Nachdem wir also am vorherigen Tag gelernt hatten, wie die japanische Gestik und Artikulierung funktioniert, sollten wir uns mal raus trauen. Aber wohin? Da waren wir also, mitten in Tokyo und irgendwie ratlos, was wir alles anschauen wollten. Am einfachsten erschien es uns daher, erstmal die umliegende Nachbarschaft zu erkunden, zu der der Lonely Planet passenderweise eine Walking-Tour vorbereitet hatte. In der Nähe des Ueno Parks, der gegenüber vom Nationalmueseum ist, finden sich nämlich eine kleine Ansammlung von Straßenzügen, die auf die alte, typsich japanische Art angelegt wurden. Die niedrigen schnuckeligen Einfamilienhäuser stehen in direkter Nachbarschaft zu unglaublich vielen, kleinen Tempel samt Garten – Großstadtflair Fehlanzeige! Dass man hier in Tokyo sein sollte, konnte man kaum glauben.

Ohne Mampf kein Kampf

Insgesamt war der Rundgang, der auch über einen größeren japanischen Friedhof, bei dem eine so ganz eigene Atmosphäre in der Luft lag, führen sollte ganz nett. So richtig umgehauen hat uns das Gesehene aber nicht und um uns für unsere weitere Erkundungstour zu stärken, entschieden wir uns erstmal Mittagspause zu machen. Glücklicherweise endete die Tour an einem größeren Bahnhof, an den einige kleine Restaurants angrenzten. Wer sich jetzt fragt, wie wir denn überhaupt unser Essen ausgewählt und bestellt haben, hier ein paar Fun-Facts: In Japan ist es total üblich, dass das angebotene Essen als Plastikattrappe im Eingangsbereich ausgestellt wird. Diese Platstikattrappen sind maßstabsgetreu und so werden sogar die zwei Pilze und das eine Algenblatt – mehr Gemüse findet man kaum in japanischen Gerichten – lebensgetreu abgebildet. Man hat im Übrigen auch keine Chance auf eins der Bestandteile zu deuten und etwas umzubestellen. Japaner sind Meister im starren Regel-Einhalten und dazu gehört auch, dass angebotene Gericht, genau so wie es ist, auf den Teller zu bringen und nicht so, wie der Gast es vielleicht gerne hätte. Es wäre aber auch etwas schwierig gewesen, dem Personal zu vermitteln, dass man Änderungswünsche hat – Englisch scheint eine sehr exotische Sprache in Japan zu sein und ist ebendem sehr selten vorzufinden. Die Bestellung läuft dann wie folgt ab: Hat man sich für das Gericht der Wahl entschieden – oftmals unterscheiden sich die Gerichte nur darin, wie viel Fleischscheiben man bekommen möchte – füttert man den am Eingang stehenden Automaten mit ausreichend Geld. Dann betätigt man die Taste, die für das ausgewählte Gericht steht – hier empfiehlt es sich den Automaten vorher schon einmal zu studieren, um keine böse Überraschung zu erleiden. Der Automat wirft dann ein kleines Ticket aus, das man bei einem der Mitarbeiter oder Köche abgibt. Wer aufgepasst hat wird festgestellt haben – hier findet man wieder einmal das japanische Kombinationssystem Maschine + Mensch, was wir bereits bei der Einreise kennenlernen durften.

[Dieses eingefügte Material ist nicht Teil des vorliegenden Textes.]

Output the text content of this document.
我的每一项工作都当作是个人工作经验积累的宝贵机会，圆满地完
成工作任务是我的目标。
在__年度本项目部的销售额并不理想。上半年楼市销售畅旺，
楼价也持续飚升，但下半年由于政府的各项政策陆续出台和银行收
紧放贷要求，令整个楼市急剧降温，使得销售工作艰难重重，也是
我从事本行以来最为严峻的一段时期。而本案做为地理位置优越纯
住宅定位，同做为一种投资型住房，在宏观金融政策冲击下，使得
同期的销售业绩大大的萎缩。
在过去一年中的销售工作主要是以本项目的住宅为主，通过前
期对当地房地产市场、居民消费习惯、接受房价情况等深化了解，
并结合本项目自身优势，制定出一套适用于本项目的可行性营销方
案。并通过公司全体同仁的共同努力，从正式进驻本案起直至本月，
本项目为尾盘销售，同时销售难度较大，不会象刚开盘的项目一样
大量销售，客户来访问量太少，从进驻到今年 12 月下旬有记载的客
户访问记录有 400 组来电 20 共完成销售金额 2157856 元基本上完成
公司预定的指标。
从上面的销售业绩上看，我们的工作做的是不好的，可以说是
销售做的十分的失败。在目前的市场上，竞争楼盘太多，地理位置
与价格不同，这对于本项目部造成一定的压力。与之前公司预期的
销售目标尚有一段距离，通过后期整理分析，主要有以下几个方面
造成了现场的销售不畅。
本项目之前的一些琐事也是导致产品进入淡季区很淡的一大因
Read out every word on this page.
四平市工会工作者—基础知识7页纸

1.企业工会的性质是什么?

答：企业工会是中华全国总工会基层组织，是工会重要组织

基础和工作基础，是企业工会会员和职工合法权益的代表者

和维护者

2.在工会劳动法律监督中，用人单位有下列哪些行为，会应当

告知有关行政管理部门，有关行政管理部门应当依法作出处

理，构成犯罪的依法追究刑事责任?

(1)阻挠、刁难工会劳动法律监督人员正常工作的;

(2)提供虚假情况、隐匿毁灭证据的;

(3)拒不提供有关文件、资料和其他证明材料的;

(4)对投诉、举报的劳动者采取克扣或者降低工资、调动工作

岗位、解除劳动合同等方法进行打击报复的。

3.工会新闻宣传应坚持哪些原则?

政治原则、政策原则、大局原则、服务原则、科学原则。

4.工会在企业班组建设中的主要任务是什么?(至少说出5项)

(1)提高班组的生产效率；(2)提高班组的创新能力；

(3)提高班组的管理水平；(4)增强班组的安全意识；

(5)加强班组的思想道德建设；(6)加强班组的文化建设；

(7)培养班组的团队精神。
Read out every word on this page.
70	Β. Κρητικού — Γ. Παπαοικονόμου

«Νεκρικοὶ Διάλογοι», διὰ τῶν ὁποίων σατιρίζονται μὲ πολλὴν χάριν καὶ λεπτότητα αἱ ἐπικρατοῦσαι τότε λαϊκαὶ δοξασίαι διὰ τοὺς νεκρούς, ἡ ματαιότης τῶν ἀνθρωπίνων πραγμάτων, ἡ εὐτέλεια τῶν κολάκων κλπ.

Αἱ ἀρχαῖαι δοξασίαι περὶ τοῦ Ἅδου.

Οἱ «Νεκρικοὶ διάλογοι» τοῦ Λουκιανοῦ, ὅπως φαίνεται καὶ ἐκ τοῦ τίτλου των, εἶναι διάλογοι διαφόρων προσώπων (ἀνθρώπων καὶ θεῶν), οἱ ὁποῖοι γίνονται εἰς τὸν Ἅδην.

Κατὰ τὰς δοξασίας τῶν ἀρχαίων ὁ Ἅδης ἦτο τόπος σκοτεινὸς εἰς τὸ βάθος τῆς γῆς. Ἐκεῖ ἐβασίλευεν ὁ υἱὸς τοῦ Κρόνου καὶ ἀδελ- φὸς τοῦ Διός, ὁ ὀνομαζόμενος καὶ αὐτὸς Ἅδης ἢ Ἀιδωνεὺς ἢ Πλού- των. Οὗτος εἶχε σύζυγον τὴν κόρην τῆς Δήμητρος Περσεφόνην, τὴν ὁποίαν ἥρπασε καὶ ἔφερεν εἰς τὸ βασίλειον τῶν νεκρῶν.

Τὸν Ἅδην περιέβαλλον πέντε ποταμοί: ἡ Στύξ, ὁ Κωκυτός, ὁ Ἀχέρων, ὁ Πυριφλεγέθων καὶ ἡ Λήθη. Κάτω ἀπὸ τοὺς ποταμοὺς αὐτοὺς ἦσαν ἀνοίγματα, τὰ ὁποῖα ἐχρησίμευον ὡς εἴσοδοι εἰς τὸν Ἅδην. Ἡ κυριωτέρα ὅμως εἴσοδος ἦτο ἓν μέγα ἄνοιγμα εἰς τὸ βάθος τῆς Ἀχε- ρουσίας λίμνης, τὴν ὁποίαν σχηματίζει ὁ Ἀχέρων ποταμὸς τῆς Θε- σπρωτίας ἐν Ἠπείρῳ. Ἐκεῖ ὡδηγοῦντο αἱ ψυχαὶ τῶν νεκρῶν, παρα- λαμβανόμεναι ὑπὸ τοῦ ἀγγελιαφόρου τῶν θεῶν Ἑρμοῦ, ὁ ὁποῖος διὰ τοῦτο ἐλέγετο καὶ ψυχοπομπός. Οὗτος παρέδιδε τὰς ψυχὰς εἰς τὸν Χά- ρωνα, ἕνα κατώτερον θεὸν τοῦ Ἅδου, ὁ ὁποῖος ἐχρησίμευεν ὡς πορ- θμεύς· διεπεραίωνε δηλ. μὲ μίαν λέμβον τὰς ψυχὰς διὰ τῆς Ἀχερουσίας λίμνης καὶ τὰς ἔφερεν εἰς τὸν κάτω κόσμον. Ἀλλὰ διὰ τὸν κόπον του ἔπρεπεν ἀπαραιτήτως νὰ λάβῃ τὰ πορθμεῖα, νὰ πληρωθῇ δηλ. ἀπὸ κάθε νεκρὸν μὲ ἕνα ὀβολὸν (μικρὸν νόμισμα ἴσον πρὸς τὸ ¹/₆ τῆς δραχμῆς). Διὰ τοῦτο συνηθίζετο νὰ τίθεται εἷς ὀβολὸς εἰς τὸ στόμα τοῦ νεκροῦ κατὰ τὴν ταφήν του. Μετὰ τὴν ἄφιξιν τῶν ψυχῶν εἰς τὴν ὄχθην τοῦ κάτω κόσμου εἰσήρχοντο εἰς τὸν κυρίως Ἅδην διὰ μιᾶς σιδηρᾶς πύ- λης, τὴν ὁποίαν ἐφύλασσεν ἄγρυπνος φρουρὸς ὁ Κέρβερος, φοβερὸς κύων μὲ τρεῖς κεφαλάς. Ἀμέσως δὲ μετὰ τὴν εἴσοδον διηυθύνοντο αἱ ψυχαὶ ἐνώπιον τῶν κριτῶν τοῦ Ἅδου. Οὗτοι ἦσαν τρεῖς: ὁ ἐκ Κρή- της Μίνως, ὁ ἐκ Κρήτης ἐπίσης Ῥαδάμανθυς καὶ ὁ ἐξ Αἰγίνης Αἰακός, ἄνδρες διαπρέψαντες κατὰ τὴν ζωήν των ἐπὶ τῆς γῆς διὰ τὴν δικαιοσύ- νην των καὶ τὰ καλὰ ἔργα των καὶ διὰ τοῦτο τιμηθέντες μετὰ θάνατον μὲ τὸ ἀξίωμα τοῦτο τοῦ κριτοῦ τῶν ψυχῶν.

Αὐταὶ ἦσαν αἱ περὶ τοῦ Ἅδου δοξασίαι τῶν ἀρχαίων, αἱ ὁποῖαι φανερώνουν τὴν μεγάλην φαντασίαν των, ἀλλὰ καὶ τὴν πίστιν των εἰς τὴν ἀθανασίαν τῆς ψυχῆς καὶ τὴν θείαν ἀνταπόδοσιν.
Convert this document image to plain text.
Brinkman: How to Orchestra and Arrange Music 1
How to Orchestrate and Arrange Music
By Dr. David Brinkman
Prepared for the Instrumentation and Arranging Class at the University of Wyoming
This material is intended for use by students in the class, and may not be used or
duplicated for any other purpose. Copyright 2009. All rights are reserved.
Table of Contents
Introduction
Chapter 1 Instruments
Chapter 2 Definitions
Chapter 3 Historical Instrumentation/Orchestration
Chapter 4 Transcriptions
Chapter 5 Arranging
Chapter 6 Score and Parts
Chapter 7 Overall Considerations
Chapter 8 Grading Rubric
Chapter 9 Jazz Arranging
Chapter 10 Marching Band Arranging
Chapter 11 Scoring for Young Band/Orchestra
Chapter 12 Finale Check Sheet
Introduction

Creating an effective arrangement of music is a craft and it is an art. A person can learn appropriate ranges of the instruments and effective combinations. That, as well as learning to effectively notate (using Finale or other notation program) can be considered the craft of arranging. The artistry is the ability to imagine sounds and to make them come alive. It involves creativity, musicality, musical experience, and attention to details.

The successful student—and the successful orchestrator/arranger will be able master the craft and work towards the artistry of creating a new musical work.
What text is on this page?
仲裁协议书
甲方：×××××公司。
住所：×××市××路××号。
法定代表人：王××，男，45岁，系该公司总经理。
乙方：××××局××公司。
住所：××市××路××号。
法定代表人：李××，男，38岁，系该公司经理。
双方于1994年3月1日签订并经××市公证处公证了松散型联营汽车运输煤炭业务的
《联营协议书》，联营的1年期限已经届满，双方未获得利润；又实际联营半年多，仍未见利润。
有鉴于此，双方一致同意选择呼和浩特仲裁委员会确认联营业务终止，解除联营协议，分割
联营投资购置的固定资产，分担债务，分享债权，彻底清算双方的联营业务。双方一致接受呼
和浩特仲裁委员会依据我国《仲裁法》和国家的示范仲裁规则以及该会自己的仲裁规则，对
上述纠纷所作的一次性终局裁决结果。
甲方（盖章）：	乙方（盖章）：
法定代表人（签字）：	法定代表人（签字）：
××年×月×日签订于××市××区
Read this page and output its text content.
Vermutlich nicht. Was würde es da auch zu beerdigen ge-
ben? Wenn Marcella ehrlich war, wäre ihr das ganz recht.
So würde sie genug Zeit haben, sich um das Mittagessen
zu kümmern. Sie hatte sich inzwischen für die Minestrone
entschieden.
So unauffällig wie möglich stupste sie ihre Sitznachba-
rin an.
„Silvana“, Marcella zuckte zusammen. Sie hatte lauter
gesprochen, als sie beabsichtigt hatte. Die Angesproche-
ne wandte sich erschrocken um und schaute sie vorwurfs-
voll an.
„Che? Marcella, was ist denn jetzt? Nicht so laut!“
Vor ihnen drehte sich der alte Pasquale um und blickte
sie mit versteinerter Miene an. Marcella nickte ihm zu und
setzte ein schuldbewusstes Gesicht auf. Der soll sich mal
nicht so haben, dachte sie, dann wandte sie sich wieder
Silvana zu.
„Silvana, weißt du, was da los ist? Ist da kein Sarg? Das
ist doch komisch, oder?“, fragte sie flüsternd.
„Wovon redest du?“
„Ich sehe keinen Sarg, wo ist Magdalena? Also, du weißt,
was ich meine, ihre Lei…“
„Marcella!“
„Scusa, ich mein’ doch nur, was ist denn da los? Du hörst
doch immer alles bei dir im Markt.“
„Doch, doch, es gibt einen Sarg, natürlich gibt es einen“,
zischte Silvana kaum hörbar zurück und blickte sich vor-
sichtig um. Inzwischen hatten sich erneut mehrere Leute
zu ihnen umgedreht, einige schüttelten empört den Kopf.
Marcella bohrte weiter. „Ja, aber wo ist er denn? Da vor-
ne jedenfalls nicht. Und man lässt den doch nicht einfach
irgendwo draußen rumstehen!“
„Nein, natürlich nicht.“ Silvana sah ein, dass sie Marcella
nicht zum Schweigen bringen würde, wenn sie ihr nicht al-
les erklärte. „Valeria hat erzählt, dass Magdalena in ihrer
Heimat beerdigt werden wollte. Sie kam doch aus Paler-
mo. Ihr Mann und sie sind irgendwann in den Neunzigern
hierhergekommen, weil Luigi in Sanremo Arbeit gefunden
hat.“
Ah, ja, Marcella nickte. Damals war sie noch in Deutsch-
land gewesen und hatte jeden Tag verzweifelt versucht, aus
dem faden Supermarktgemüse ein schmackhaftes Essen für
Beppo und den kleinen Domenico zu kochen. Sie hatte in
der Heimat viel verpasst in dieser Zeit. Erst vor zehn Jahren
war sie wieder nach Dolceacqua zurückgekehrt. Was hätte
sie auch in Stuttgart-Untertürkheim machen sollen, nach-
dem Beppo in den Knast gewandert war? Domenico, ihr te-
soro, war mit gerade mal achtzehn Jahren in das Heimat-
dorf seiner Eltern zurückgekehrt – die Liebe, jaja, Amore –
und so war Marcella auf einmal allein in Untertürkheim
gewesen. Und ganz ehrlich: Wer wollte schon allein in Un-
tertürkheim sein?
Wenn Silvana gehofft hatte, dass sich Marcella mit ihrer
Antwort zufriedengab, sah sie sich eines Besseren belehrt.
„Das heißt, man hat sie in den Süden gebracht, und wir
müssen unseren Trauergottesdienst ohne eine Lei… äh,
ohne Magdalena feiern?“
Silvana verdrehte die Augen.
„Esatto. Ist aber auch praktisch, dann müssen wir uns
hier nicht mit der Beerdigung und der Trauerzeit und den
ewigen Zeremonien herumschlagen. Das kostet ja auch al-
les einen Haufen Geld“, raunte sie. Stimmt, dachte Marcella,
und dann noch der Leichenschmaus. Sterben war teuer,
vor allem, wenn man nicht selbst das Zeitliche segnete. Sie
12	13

Hat man dieses Prozedere durchlaufen, folgt Schritt 3, die Platzwahl. Je nach Restaurant sucht man sich entweder selbst einen Platz oder macht das, was Japaner scheinbar gerne tun – richtig, sich in eine Warteschlange stellen. In unserem Fall, konnten wir selber einen der abgetrennten Plätze, bei denen man auf Minihöckerchen sitzt, auswählen. Gemütlichkeit = 0 aber darum geht es ja auch, dass man schnell (!) isst und dann auf flix den Platz für die nächsten Gäste frei macht.
Die Soba-Nudelsuppe, die wir beide bestellt hatten war zum Glück ein Treffer und nach einem Maronen-Knuspereis, war die Entdeckerlust wieder groß. Apropos Maronen – die Japaner lieben scheinbar Maronen und in der Herbstzeit findet man allerlei Süßigkeiten, Getränke und Gebäck mit Maronen. Auch sehr beliebt, Eier. Freuten wir uns anfangs noch über die Eier in den Suppen, konnten wir nach 3 Wochen wirklich keine mehr sehen und mussten unseren Egg-Overload erst einmal auskurieren.


Nächster Halt – Asakusa

Als nächstes entschieden wir uns, mit der U-Bahn zum benachbarten Stadtteil Asakusa zu fahren, wo derSens?-ji Tempel, einer der größten und vor allem der älteste Tempel Tokios zu finden ist. Eigentlich wollten wir schon an diesem Tag das 3 Tages Touristenticket lösen, aber auch hier, schlägt das japanische System wieder zu. Es reicht nämlich nicht, ein Bild von seinem Reisepass vorzulegen, nein man muss den Einreisestempel im Ausweis vorzeigen, um zu belegen, dass man wirklich als Tourist eingereist ist. Scheinbar ist beamen oder a la Harry Potter apparieren schon als Transportmethode in Japan eingeführt, ansonsten ergibt die Regel mal wieder überhaupt keinen Sinn. Also musste eine Einzelfahrt her. Hier kamen wir mal wieder in Genuss der japanischen Kombinationslust. Hat man auf dem Touchscreen die Strecke ausgewählt und will jetzt noch einen weiteren Fahrgast hinzufügen drückt man – richtig, auf die analoge Taste, die neben dem Touchscreen angebracht ist und ein weiteres Männchen abbildet. Darunter sind noch weitere Tasten angebracht, die jegliche Familienkombinationen abbilden, wobei lediglich Haustiere ausgelassen werden. Mit dem Fahrschein in der Tasche konnte es dann losgehen. Will man es an der Zielhaltestelle besonders einfach haben, kann man bereits beim einsteigen feststellen, wo der Zug halten wird und welcher Ausgang am nächsten ist. Wir sollten im Laufe der Zeit feststellen, dass das wirklich hilfreich sein kann, da man in den U-Bahnschächten Tokyos gut und gerne einen Halbmarathon an einem Tag zurücklegen kann, um zum richtigen Ausgang, auf der richtigen Straßenseite zu nehmen. Wechselt man die U-Bahn Linien addieren sich schnell weitere Kilometer dazu.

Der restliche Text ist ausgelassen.